No new features. No new speed. And it breaks far more things than it has bug fixes.

To be alarmist, is this the first sign that desktop OS X is being EOL'ed? Or was it just that Steve-O was sick?

A very dramatic and concise summary but it leaves out an important fact. Creator codes are a bit cumbersome as they impose the requirement that files contain Apple specific meta-data (anyone remember the old resource forks in the pre OS X era). When you move this file between OS you loose the creator code anyway.

My main point is this: We don't need no stinkin' creator codes!!! :) There is already functionality in Mac OS X that stores file metadata in a cache, it is called Spotlight, and it would not be very difficult to store some kind of application affinity (creator codes) in that database. There are very few files on a users disk that need application affinity, beyond file endings, to begin with (a user most certainly does not want to have different creator codes preferences for thousands of files, probably a couple of dozens at most in real life situations.

Best regards,
Stefan

Stefan: I think that fact is hardly important. It really doesn’t matter to me that creator codes might be lost when transferring files to a different OS. At least they allow for a better local experience without introducing any problems. It’s obviously going to be Apple-specific metadata, anyway, since all of my preferred applications are Mac-only. If you read Gruber’s full article you’ll see that Apple’s “replacement” for creator codes is actually resource forks!
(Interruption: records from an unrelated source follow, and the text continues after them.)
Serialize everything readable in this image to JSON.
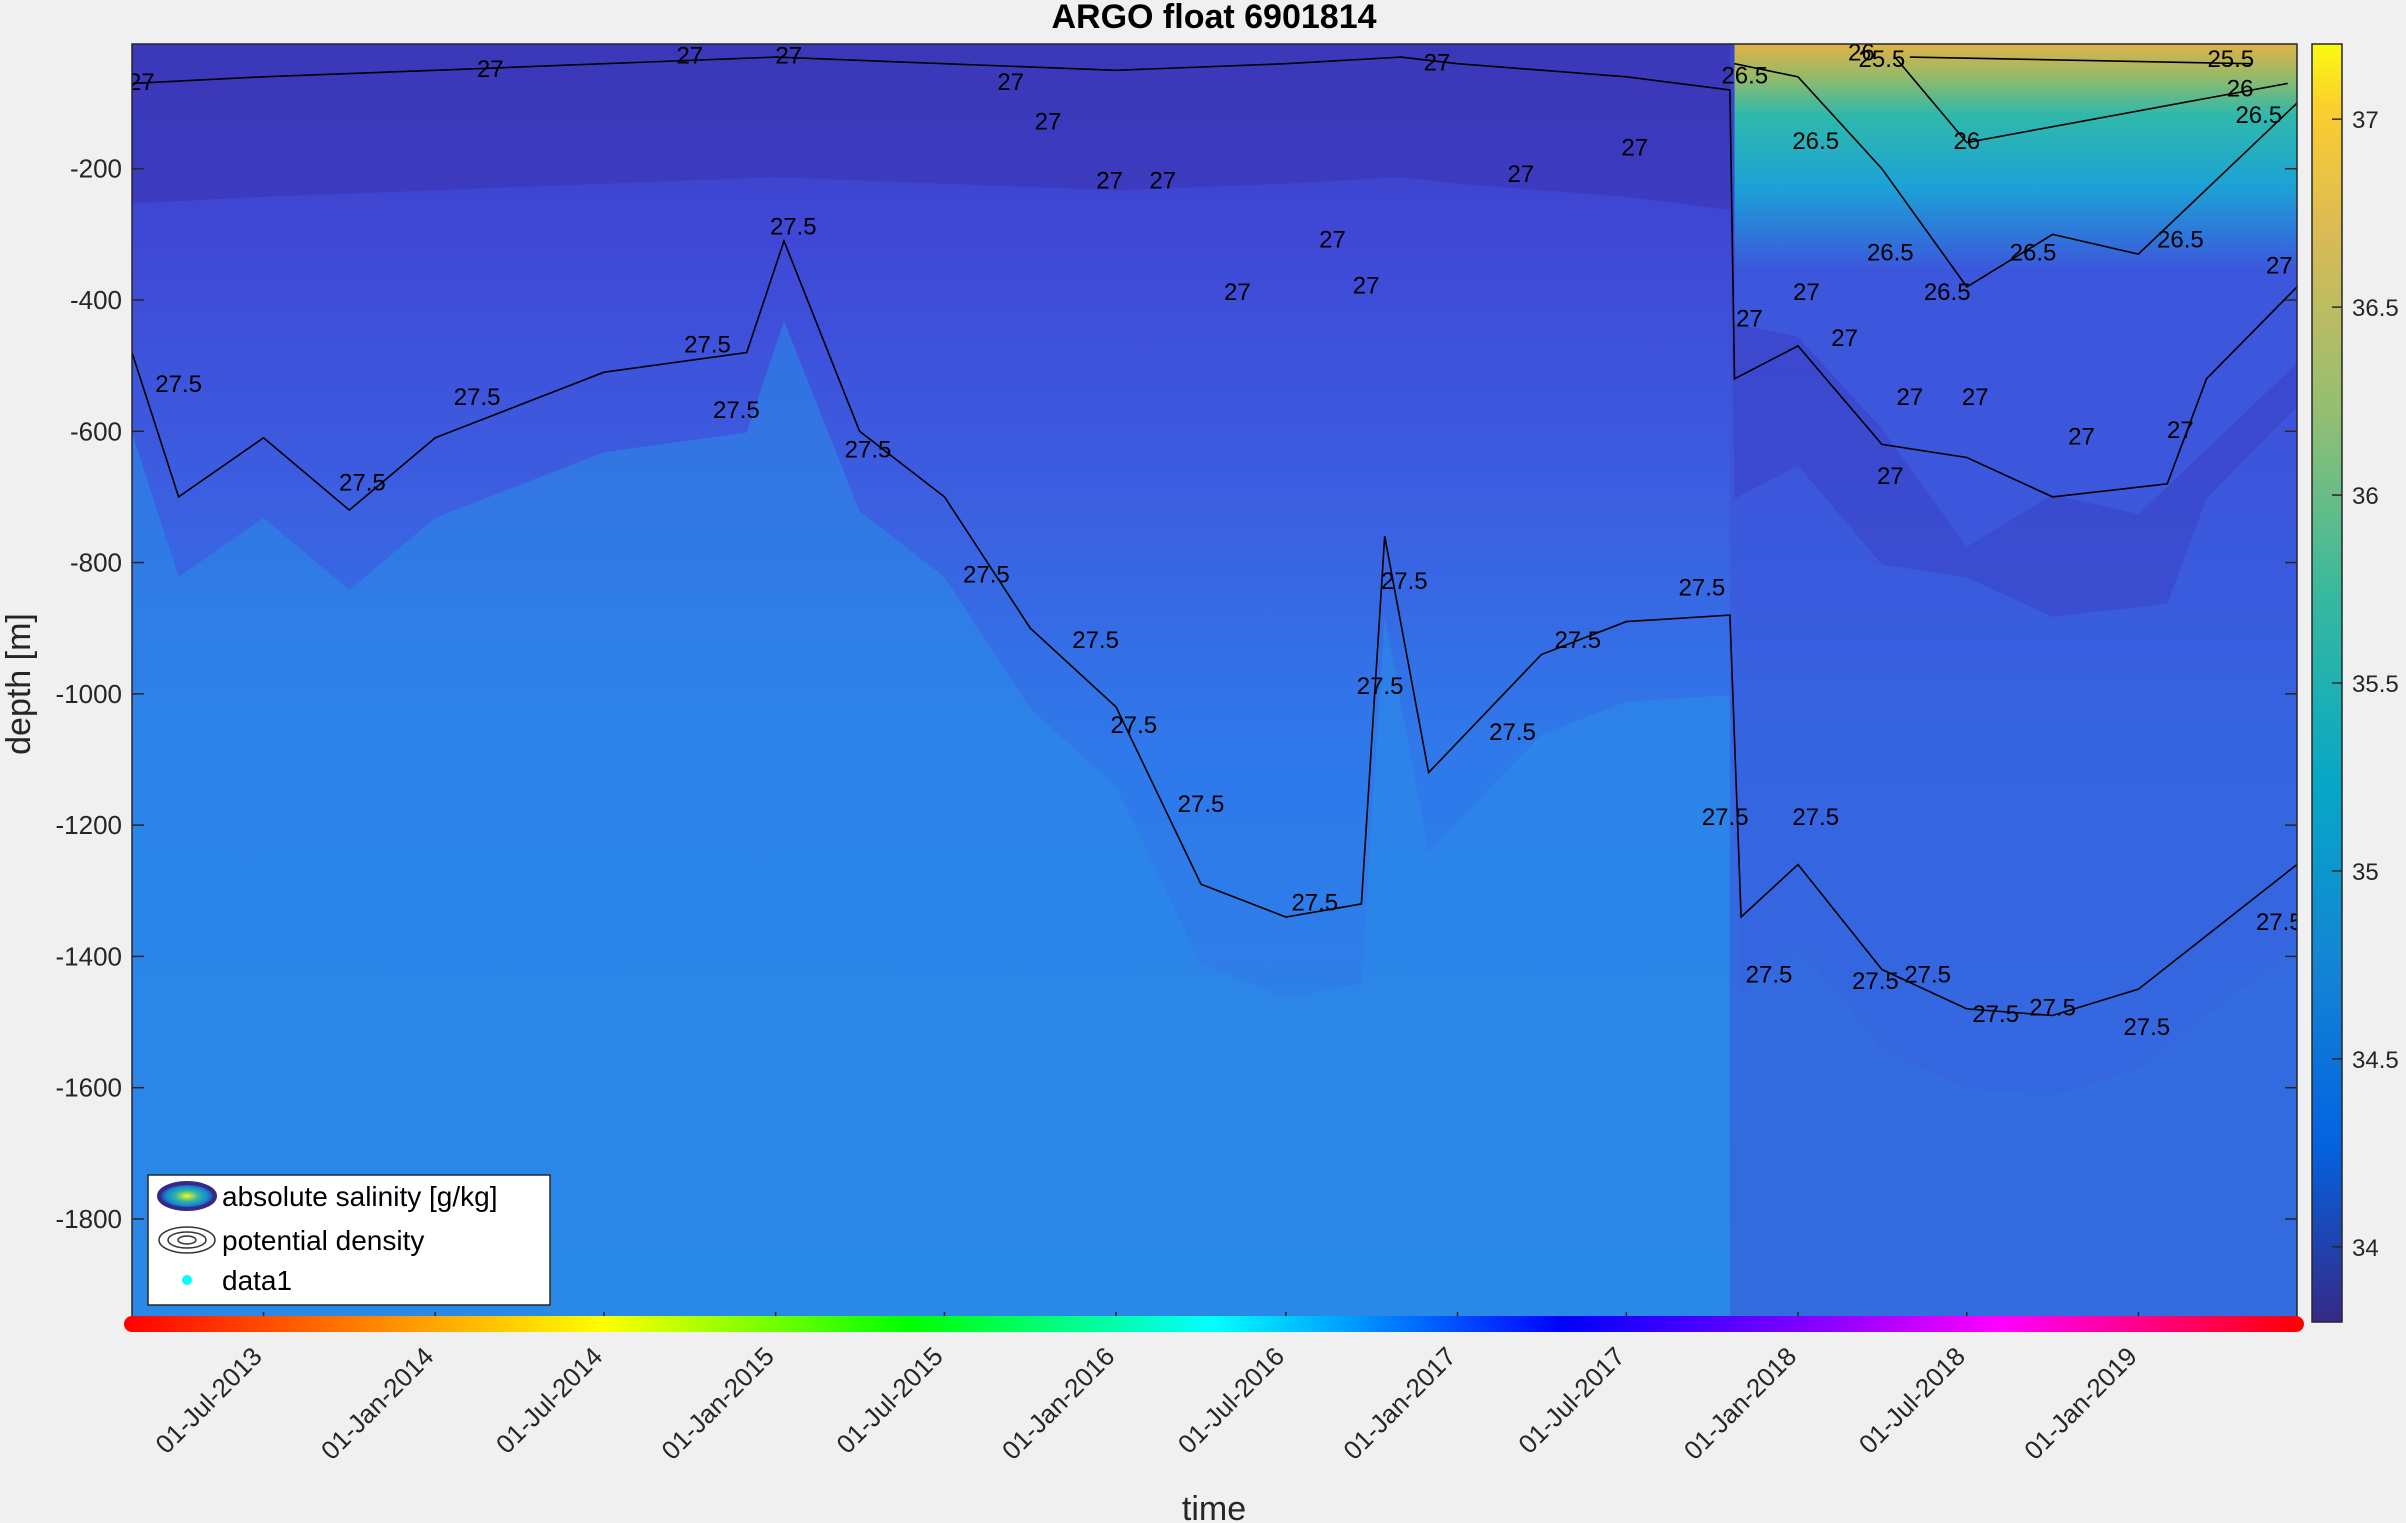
{
  "chart_data": {
    "type": "heatmap",
    "title": "ARGO float 6901814",
    "xlabel": "time",
    "ylabel": "depth [m]",
    "x_tick_labels": [
      "01-Jul-2013",
      "01-Jan-2014",
      "01-Jul-2014",
      "01-Jan-2015",
      "01-Jul-2015",
      "01-Jan-2016",
      "01-Jul-2016",
      "01-Jan-2017",
      "01-Jul-2017",
      "01-Jan-2018",
      "01-Jul-2018",
      "01-Jan-2019"
    ],
    "y_ticks": [
      -200,
      -400,
      -600,
      -800,
      -1000,
      -1200,
      -1400,
      -1600,
      -1800
    ],
    "y_tick_labels": [
      "-200",
      "-400",
      "-600",
      "-800",
      "-1000",
      "-1200",
      "-1400",
      "-1600",
      "-1800"
    ],
    "ylim": [
      -1960,
      -10
    ],
    "xlim": [
      "2013-02-10",
      "2019-06-20"
    ],
    "colorbar": {
      "ticks": [
        34,
        34.5,
        35,
        35.5,
        36,
        36.5,
        37
      ],
      "tick_labels": [
        "34",
        "34.5",
        "35",
        "35.5",
        "36",
        "36.5",
        "37"
      ],
      "range": [
        33.8,
        37.2
      ],
      "colormap": "parula"
    },
    "legend": {
      "placement": "bottom-left",
      "entries": [
        "absolute salinity [g/kg]",
        "potential density",
        "data1"
      ]
    },
    "contour_levels": [
      {
        "label": "27",
        "points": [
          [
            "2013-02-10",
            -70
          ],
          [
            "2013-07-01",
            -60
          ],
          [
            "2014-01-01",
            -50
          ],
          [
            "2014-07-01",
            -40
          ],
          [
            "2015-01-01",
            -30
          ],
          [
            "2015-07-01",
            -40
          ],
          [
            "2016-01-01",
            -50
          ],
          [
            "2016-07-01",
            -40
          ],
          [
            "2016-11-01",
            -30
          ],
          [
            "2017-01-01",
            -40
          ],
          [
            "2017-07-01",
            -60
          ],
          [
            "2017-10-20",
            -80
          ],
          [
            "2017-10-25",
            -520
          ],
          [
            "2018-01-01",
            -470
          ],
          [
            "2018-04-01",
            -620
          ],
          [
            "2018-07-01",
            -640
          ],
          [
            "2018-10-01",
            -700
          ],
          [
            "2019-02-01",
            -680
          ],
          [
            "2019-03-15",
            -520
          ],
          [
            "2019-06-20",
            -380
          ]
        ]
      },
      {
        "label": "27.5",
        "points": [
          [
            "2013-02-10",
            -480
          ],
          [
            "2013-04-01",
            -700
          ],
          [
            "2013-07-01",
            -610
          ],
          [
            "2013-10-01",
            -720
          ],
          [
            "2014-01-01",
            -610
          ],
          [
            "2014-07-01",
            -510
          ],
          [
            "2014-12-01",
            -480
          ],
          [
            "2015-01-10",
            -310
          ],
          [
            "2015-04-01",
            -600
          ],
          [
            "2015-07-01",
            -700
          ],
          [
            "2015-10-01",
            -900
          ],
          [
            "2016-01-01",
            -1020
          ],
          [
            "2016-04-01",
            -1290
          ],
          [
            "2016-07-01",
            -1340
          ],
          [
            "2016-09-20",
            -1320
          ],
          [
            "2016-10-15",
            -760
          ],
          [
            "2016-12-01",
            -1120
          ],
          [
            "2017-04-01",
            -940
          ],
          [
            "2017-07-01",
            -890
          ],
          [
            "2017-10-20",
            -880
          ],
          [
            "2017-11-01",
            -1340
          ],
          [
            "2018-01-01",
            -1260
          ],
          [
            "2018-04-01",
            -1420
          ],
          [
            "2018-07-01",
            -1480
          ],
          [
            "2018-10-01",
            -1490
          ],
          [
            "2019-01-01",
            -1450
          ],
          [
            "2019-06-20",
            -1260
          ]
        ]
      },
      {
        "label": "26.5",
        "points": [
          [
            "2017-10-25",
            -40
          ],
          [
            "2018-01-01",
            -60
          ],
          [
            "2018-04-01",
            -200
          ],
          [
            "2018-07-01",
            -380
          ],
          [
            "2018-10-01",
            -300
          ],
          [
            "2019-01-01",
            -330
          ],
          [
            "2019-06-20",
            -100
          ]
        ]
      },
      {
        "label": "26",
        "points": [
          [
            "2018-04-15",
            -30
          ],
          [
            "2018-07-01",
            -160
          ],
          [
            "2019-06-10",
            -70
          ]
        ]
      },
      {
        "label": "25.5",
        "points": [
          [
            "2018-05-01",
            -30
          ],
          [
            "2019-05-01",
            -40
          ]
        ]
      }
    ],
    "contour_label_positions": [
      {
        "level": "27",
        "x": "2013-02-20",
        "y": -80
      },
      {
        "level": "27",
        "x": "2014-03-01",
        "y": -60
      },
      {
        "level": "27",
        "x": "2014-10-01",
        "y": -40
      },
      {
        "level": "27",
        "x": "2015-01-15",
        "y": -40
      },
      {
        "level": "27",
        "x": "2015-09-10",
        "y": -80
      },
      {
        "level": "27",
        "x": "2015-10-20",
        "y": -140
      },
      {
        "level": "27",
        "x": "2015-12-25",
        "y": -230
      },
      {
        "level": "27",
        "x": "2016-02-20",
        "y": -230
      },
      {
        "level": "27",
        "x": "2016-08-20",
        "y": -320
      },
      {
        "level": "27",
        "x": "2016-05-10",
        "y": -400
      },
      {
        "level": "27",
        "x": "2016-09-25",
        "y": -390
      },
      {
        "level": "27",
        "x": "2016-12-10",
        "y": -50
      },
      {
        "level": "27",
        "x": "2017-03-10",
        "y": -220
      },
      {
        "level": "27",
        "x": "2017-07-10",
        "y": -180
      },
      {
        "level": "27",
        "x": "2017-11-10",
        "y": -440
      },
      {
        "level": "27",
        "x": "2018-01-10",
        "y": -400
      },
      {
        "level": "27",
        "x": "2018-02-20",
        "y": -470
      },
      {
        "level": "27",
        "x": "2018-05-01",
        "y": -560
      },
      {
        "level": "27",
        "x": "2018-04-10",
        "y": -680
      },
      {
        "level": "27",
        "x": "2018-07-10",
        "y": -560
      },
      {
        "level": "27",
        "x": "2018-11-01",
        "y": -620
      },
      {
        "level": "27",
        "x": "2019-02-15",
        "y": -610
      },
      {
        "level": "27",
        "x": "2019-06-01",
        "y": -360
      },
      {
        "level": "26.5",
        "x": "2017-11-05",
        "y": -70
      },
      {
        "level": "26.5",
        "x": "2018-01-20",
        "y": -170
      },
      {
        "level": "26.5",
        "x": "2018-04-10",
        "y": -340
      },
      {
        "level": "26.5",
        "x": "2018-06-10",
        "y": -400
      },
      {
        "level": "26.5",
        "x": "2018-09-10",
        "y": -340
      },
      {
        "level": "26.5",
        "x": "2019-02-15",
        "y": -320
      },
      {
        "level": "26.5",
        "x": "2019-05-10",
        "y": -130
      },
      {
        "level": "26",
        "x": "2018-03-10",
        "y": -35
      },
      {
        "level": "26",
        "x": "2018-07-01",
        "y": -170
      },
      {
        "level": "26",
        "x": "2019-04-20",
        "y": -90
      },
      {
        "level": "25.5",
        "x": "2018-04-01",
        "y": -45
      },
      {
        "level": "25.5",
        "x": "2019-04-10",
        "y": -45
      },
      {
        "level": "27.5",
        "x": "2013-04-01",
        "y": -540
      },
      {
        "level": "27.5",
        "x": "2013-10-15",
        "y": -690
      },
      {
        "level": "27.5",
        "x": "2014-02-15",
        "y": -560
      },
      {
        "level": "27.5",
        "x": "2014-10-20",
        "y": -480
      },
      {
        "level": "27.5",
        "x": "2014-11-20",
        "y": -580
      },
      {
        "level": "27.5",
        "x": "2015-01-20",
        "y": -300
      },
      {
        "level": "27.5",
        "x": "2015-04-10",
        "y": -640
      },
      {
        "level": "27.5",
        "x": "2015-08-15",
        "y": -830
      },
      {
        "level": "27.5",
        "x": "2015-12-10",
        "y": -930
      },
      {
        "level": "27.5",
        "x": "2016-01-20",
        "y": -1060
      },
      {
        "level": "27.5",
        "x": "2016-04-01",
        "y": -1180
      },
      {
        "level": "27.5",
        "x": "2016-08-01",
        "y": -1330
      },
      {
        "level": "27.5",
        "x": "2016-10-10",
        "y": -1000
      },
      {
        "level": "27.5",
        "x": "2016-11-05",
        "y": -840
      },
      {
        "level": "27.5",
        "x": "2017-03-01",
        "y": -1070
      },
      {
        "level": "27.5",
        "x": "2017-05-10",
        "y": -930
      },
      {
        "level": "27.5",
        "x": "2017-09-20",
        "y": -850
      },
      {
        "level": "27.5",
        "x": "2017-10-15",
        "y": -1200
      },
      {
        "level": "27.5",
        "x": "2018-01-20",
        "y": -1200
      },
      {
        "level": "27.5",
        "x": "2017-12-01",
        "y": -1440
      },
      {
        "level": "27.5",
        "x": "2018-03-25",
        "y": -1450
      },
      {
        "level": "27.5",
        "x": "2018-05-20",
        "y": -1440
      },
      {
        "level": "27.5",
        "x": "2018-08-01",
        "y": -1500
      },
      {
        "level": "27.5",
        "x": "2018-10-01",
        "y": -1490
      },
      {
        "level": "27.5",
        "x": "2019-01-10",
        "y": -1520
      },
      {
        "level": "27.5",
        "x": "2019-06-01",
        "y": -1360
      }
    ],
    "salinity_features": [
      {
        "x_start": "2013-02-10",
        "x_end": "2017-10-20",
        "surface": 34.0,
        "deep": 34.9,
        "description_depth_transition": -900
      },
      {
        "x_start": "2017-10-20",
        "x_end": "2019-06-20",
        "surface": 37.0,
        "deep": 34.9
      }
    ]
  },
  "colors": {
    "background": "#f0f0f0",
    "low": "#352a87",
    "high": "#f9fb0e",
    "contour_line": "#000000",
    "time_bar": "rainbow",
    "data_marker": "#00ffff"
  }
}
The fact that Spotlight is a cache is exactly the reason it wouldn’t work for what you’re suggesting. You cannot cache what isn’t already stored somewhere. Extended attributes are a cross-platform technology that are much better suited for this.

If it only boils down to "a better local experience without introducing any problems" then you have reduced it to a technical problem that lies outside the realm of the user. The user doesn't care where the data is stored only that the system behaves in specific way. The technical problem being where to store the "creator code". Steering away from theoretical issues such as normalization of data (not very nice to add a data element to the file that is almost completely orthonormal to data content of the file) let's just say that where the creator code is stored is not important (if in fact you are earnest when you maintain that this is just about the local experience).

"You cannot cache what isn’t already stored somewhere. "

Everything in this world is transient anyway so you can, if you feel better, just assume that the Spotlight cache is a long term cache bordering on a permanent database, which is not too far from the truth :)

Anyway whichever method you choose you need to manually create the connection between the application and the file at some point. Just as when a new file is added to a Mac OS X filesystem the Spotlight subsystem is notified and the file is added to the "cache".

I consider creator codes to be a transient or volatile attributes of a file and therefore I feel that they should not be part of the file itself.

Apple has not irreversibly eliminated the functionality of creator codes as the original article implies. I have just described a simple way how to restore this functionality using the Spotlight cache.

I care about how the system behaves, not where the information is stored. However, the Spotlight database is much more fragile and transient than creator codes. To pick just one example, it doesn’t even survive a Time Machine restore. Apple had a working implementation, which they apparently turned off because they didn’t like the behavior. You seem to be OK with the behavior, but you want a new implementation that, so far as I understand, doesn’t improve on any aspects of the old implementation, except perhaps aesthetically. And it’s something that Apple would have to do, not a third party—just like the article says.